From a statistical point of view, the power of the test, considering the small sample sizes, should have been stated, especially in the case of a nonsigniﬁcant result.
This might have been informative but is rarely done in meta-analyses.
Above all, the choice of which trials are to be evaluated is crucial. By choosing a different sample of eight trials (eg the eight trials in ‘acute infections of the upper respiratory tract’, as mentioned in the Discussion section) a radically different conclusion would have had to be drawn (namely a substantial beneﬁcial effect of homeopathy—as the authors state).
Further evidence that Frass et al misunderstood the concept of the Shang meta-analysis.
The authors may not be aware that larger trials are usually not ‘classical’ homeopathic interventions, because the main principle of homeopathy, individualization are difﬁcult to apply in large trials. In this respect, the whole study lacks sound understanding of what homeopathy really is.
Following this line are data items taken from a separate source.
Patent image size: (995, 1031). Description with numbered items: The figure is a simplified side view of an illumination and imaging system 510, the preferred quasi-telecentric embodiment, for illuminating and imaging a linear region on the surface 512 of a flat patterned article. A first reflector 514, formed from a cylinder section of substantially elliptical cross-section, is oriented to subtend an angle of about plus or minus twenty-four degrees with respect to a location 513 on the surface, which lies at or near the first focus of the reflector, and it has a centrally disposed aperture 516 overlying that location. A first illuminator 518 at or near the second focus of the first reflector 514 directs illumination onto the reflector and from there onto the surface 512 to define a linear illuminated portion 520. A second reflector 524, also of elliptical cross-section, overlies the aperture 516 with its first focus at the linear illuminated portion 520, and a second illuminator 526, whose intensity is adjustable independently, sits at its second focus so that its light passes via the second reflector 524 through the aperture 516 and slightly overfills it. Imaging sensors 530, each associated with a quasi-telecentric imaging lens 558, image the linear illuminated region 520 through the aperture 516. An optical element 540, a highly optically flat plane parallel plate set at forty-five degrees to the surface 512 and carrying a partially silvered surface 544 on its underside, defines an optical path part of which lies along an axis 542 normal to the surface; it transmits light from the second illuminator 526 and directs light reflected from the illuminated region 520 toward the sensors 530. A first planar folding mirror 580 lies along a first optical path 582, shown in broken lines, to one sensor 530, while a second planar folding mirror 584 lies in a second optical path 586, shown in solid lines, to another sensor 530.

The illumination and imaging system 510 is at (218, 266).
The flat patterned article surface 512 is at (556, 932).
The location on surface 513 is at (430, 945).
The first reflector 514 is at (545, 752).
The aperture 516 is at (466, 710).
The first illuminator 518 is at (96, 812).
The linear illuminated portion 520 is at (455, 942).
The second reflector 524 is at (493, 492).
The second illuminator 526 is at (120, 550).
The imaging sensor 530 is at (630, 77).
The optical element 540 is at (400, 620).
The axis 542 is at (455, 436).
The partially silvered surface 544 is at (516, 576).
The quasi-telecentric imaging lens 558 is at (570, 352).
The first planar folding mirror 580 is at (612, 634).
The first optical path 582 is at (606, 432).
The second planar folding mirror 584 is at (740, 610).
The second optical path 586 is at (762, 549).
This is a red herring; firstly the authors did not aim to evaluate individualised homeopathy. Secondly, Frass et al know very well that clinical homeopathy is not individualised and regarded as entirely legitimate by homeopaths. And finally, the largest trial of individualised homeopathy included in Mathie’s review of individualized homeopathy had 251 participants.
So, why has so far no rebuttal of this ‘letter to the Editor’ been published? We suspect that the journal Homeopathy has little incentive to publish a critical response, and critics of homeopathy have even less motivation to submit one to this journal. Other journals have no reason at all to pursue a discussion started in ‘Homeopathy’. In other words, Frass et al were safe from any rebuttal – until today, that is.